The next three hours were spent at the only place open on a holiday to fix a tire. The rear tire with the slow leak could not be repaired as the nail/wire/staple was in the sidewall so it had to be replaced. The other tire could be plugged and three hours later and 200.00 lighter I was again on my way. I made it to Tallahassee and decided to call it quits for the day. The tires and the sunburn had put a damper on my fun little trlp.
This morning I woke up and dreaded another 8 hrs in the car. A friend contacted me to tell me the weather up the coast was full of heavy rains and would be for the next few days. Eyeing the 1/4 tank of gas and planning to pull over a few more miles down the road, I threw my belongings into the car, dropped the top and headed out.
The skies overhead were angry. Dark and smokey, and full of rain and it wasn't long before a few raindrops smacked against the windshield. I whipped over to the side of the road, pulled the top up and rolled up th windows. I'm against driving in wet clothing in the rain too.

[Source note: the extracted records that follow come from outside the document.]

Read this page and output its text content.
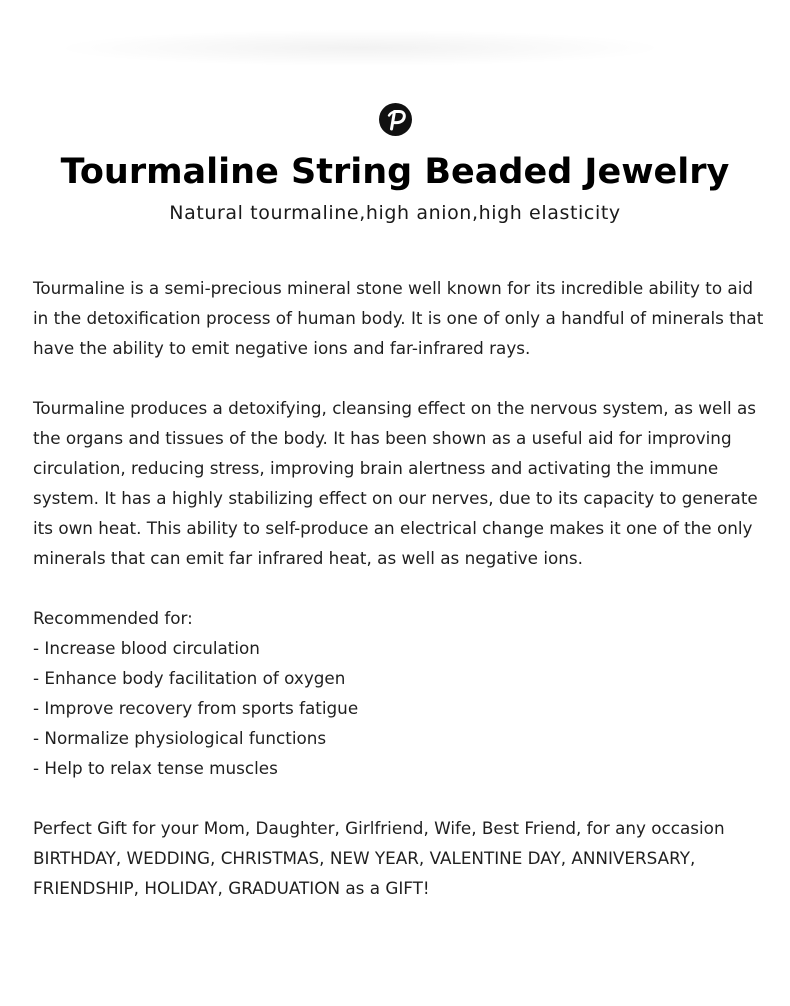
Tourmaline String Beaded Jewelry
Natural tourmaline,high anion,high elasticity

Tourmaline is a semi-precious mineral stone well known for its incredible ability to aid in the detoxification process of human body. It is one of only a handful of minerals that have the ability to emit negative ions and far-infrared rays.

Tourmaline produces a detoxifying, cleansing effect on the nervous system, as well as the organs and tissues of the body. It has been shown as a useful aid for improving circulation, reducing stress, improving brain alertness and activating the immune system. It has a highly stabilizing effect on our nerves, due to its capacity to generate its own heat. This ability to self-produce an electrical change makes it one of the only minerals that can emit far infrared heat, as well as negative ions.

Recommended for:
- Increase blood circulation
- Enhance body facilitation of oxygen
- Improve recovery from sports fatigue
- Normalize physiological functions
- Help to relax tense muscles
Perfect Gift for your Mom, Daughter, Girlfriend, Wife, Best Friend, for any occasion
BIRTHDAY, WEDDING, CHRISTMAS, NEW YEAR, VALENTINE DAY, ANNIVERSARY,
FRIENDSHIP, HOLIDAY, GRADUATION as a GIFT!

My head was on the happenings of the past few days and when I remembered to check my gasoline, the little gold tank was lit up signaling I was in trouble or going to be shortly. Shortly came about a minute later as the little car went into a powerless glide. I sailed over to the side of the road. I was in a bit of luck though I was out of gas. A call box was within coasting ranged and I coasted up to it. Lifting the lid, I chose the button to press that said "This idiot let her tank run dry". (it didn't really say it quite that way but that's how I felt.) The last time I ran out of gas was when I was a teen and had to collect pop bottles to pay for a gallon.
Soon a huge white truck arrived and a very nice man walked up to my door. He was kind enough not to snear or laugh or do any other form of degrating behavior. I gave him the story about how I never run out of gas and how abnormal this is for me. He smiled and nodded and said "It happens" and I wondered if he believed me. 42.00 later, I had 2 gallons of gas and enough to get me to a service station. Considering how quick the response was to my call for help, I didn't complain at all about the charges. I was just grateful for call boxes on the Florida highways. How KEWL is that?
The rain has let up at least for now so I'm going to hit the road again. Another 100 miles and I'm there!